Background: IL-13 is a major stimulator of inflammation and tissue remodeling at sites of Th2 inflammation, and common single-nucleotide polymorphisms in IL13 are associated with allergic phenotypes in several ethnically diverse populations. In particular, IL13Q110 is the non-conservative replacement of a positively charged arginine (R) with a neutral glutamine (Q) at position 110 of IL-13, and as we already know, individuals homozygous for glutamine (Q110/Q110) are strongly associated with asthma and IgE. IL13Q110 has been demonstrated to show that increased allergic inflammation depended on the enhanced IL-13-mediated Th2 effector function. Therefore, we investigated whether Q110/Q110 accelerated the decline in pulmonary function and development of airway remodeling of asthmatic patients in the general population.

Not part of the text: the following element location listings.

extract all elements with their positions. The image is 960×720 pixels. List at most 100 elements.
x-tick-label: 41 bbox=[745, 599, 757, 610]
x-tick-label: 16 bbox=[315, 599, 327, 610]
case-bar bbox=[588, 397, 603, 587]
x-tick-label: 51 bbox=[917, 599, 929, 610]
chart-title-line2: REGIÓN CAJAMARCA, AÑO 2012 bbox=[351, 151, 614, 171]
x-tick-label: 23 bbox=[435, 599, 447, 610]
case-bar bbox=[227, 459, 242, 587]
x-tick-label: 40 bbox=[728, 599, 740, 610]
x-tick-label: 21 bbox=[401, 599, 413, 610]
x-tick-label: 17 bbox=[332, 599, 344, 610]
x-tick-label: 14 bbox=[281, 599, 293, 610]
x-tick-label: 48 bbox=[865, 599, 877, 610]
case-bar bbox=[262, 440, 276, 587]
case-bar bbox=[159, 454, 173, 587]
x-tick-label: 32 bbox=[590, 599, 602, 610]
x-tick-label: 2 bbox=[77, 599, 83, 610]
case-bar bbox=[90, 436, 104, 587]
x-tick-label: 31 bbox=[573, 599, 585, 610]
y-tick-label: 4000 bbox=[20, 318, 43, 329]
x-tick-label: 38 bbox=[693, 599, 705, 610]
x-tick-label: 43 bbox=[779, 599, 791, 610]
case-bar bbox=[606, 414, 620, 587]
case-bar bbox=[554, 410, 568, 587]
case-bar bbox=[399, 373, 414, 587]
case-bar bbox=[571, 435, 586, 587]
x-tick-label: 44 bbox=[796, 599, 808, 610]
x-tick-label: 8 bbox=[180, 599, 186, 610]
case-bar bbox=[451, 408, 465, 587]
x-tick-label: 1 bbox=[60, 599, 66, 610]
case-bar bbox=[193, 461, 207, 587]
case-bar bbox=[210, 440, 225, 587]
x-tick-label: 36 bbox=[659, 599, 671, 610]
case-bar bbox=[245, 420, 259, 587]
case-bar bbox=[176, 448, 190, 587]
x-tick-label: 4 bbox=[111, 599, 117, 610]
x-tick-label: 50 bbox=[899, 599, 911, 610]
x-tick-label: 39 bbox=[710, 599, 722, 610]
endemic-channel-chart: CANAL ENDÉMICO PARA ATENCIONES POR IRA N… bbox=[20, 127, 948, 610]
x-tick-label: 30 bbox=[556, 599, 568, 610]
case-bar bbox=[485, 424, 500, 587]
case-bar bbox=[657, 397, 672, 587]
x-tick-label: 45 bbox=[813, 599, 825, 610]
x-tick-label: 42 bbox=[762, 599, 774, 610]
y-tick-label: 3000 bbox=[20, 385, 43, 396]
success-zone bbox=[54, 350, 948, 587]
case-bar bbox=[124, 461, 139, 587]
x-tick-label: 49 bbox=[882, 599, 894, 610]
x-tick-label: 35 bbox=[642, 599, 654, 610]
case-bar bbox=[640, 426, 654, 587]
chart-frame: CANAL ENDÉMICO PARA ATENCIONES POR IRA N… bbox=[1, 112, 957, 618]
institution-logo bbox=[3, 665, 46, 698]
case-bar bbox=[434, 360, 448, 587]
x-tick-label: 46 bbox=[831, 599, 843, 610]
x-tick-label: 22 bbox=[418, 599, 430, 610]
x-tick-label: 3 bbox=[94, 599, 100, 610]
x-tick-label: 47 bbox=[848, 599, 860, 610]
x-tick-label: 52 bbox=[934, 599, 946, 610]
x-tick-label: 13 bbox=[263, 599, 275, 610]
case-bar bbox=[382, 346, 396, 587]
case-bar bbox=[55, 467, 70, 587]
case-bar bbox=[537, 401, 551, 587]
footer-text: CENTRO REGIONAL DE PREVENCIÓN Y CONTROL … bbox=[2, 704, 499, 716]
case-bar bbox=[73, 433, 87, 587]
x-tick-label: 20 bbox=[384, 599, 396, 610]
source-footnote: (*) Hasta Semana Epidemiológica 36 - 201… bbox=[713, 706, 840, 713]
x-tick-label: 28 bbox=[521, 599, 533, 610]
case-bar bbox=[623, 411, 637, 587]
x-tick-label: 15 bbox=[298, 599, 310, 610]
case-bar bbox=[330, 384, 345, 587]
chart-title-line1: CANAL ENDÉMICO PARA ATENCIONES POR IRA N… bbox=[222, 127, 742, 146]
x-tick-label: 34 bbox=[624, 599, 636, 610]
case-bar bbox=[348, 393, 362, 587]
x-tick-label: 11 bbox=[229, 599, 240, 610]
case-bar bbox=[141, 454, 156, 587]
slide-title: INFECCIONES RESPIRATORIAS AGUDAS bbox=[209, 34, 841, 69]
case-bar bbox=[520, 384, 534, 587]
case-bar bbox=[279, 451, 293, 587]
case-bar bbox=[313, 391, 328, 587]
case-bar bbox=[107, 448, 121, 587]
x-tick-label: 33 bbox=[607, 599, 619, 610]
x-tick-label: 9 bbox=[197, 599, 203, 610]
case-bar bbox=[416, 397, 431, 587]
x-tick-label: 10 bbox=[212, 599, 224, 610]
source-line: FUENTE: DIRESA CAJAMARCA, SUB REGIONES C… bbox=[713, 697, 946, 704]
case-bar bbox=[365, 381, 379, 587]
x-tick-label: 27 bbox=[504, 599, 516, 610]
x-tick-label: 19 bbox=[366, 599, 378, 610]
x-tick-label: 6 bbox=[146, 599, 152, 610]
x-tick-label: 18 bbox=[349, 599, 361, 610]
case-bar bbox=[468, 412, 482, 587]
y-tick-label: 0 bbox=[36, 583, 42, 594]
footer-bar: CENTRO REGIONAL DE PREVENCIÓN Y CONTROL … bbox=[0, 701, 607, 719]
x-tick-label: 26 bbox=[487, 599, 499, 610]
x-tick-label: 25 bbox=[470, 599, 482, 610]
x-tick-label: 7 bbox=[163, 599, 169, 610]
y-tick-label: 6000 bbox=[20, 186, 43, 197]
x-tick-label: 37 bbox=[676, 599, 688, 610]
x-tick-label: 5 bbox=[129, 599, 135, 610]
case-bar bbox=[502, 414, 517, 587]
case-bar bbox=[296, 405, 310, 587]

Methods: A total 336 asthmatic subjects living in Japan were recruited, genotyped, and had a pulmonary function test performed on them. To analyze airway inflammation and remodeling, bronchial lavage fluid (BLF) and endobronchial biopsy specimens were examined.
Results: Forced expiratory volume in one second (FEV1), %predicted, forced expiratory volume/forced vital capacity ratio, and forced expiratory flow 25-75%, % predicted were significantly decreased in Q110/Q110 compared to R110/R110, and the decline in FEV1 was increased significantly in Q110/Q110 compared to R110/R110. The concentration of IL-13, IL-23, IL-11, GM-CSF, hyaluronic acid, and CCL8 in BLF were increased in Q110/Q110 compared to R110/R110 and the thickness of the subepithelial layer was thicker.
Conclusions: Our study demonstrates that Q110/Q110 increases, at least in part, allergic inflammation and the propensity for airway remodeling, thus resulting in low lung function.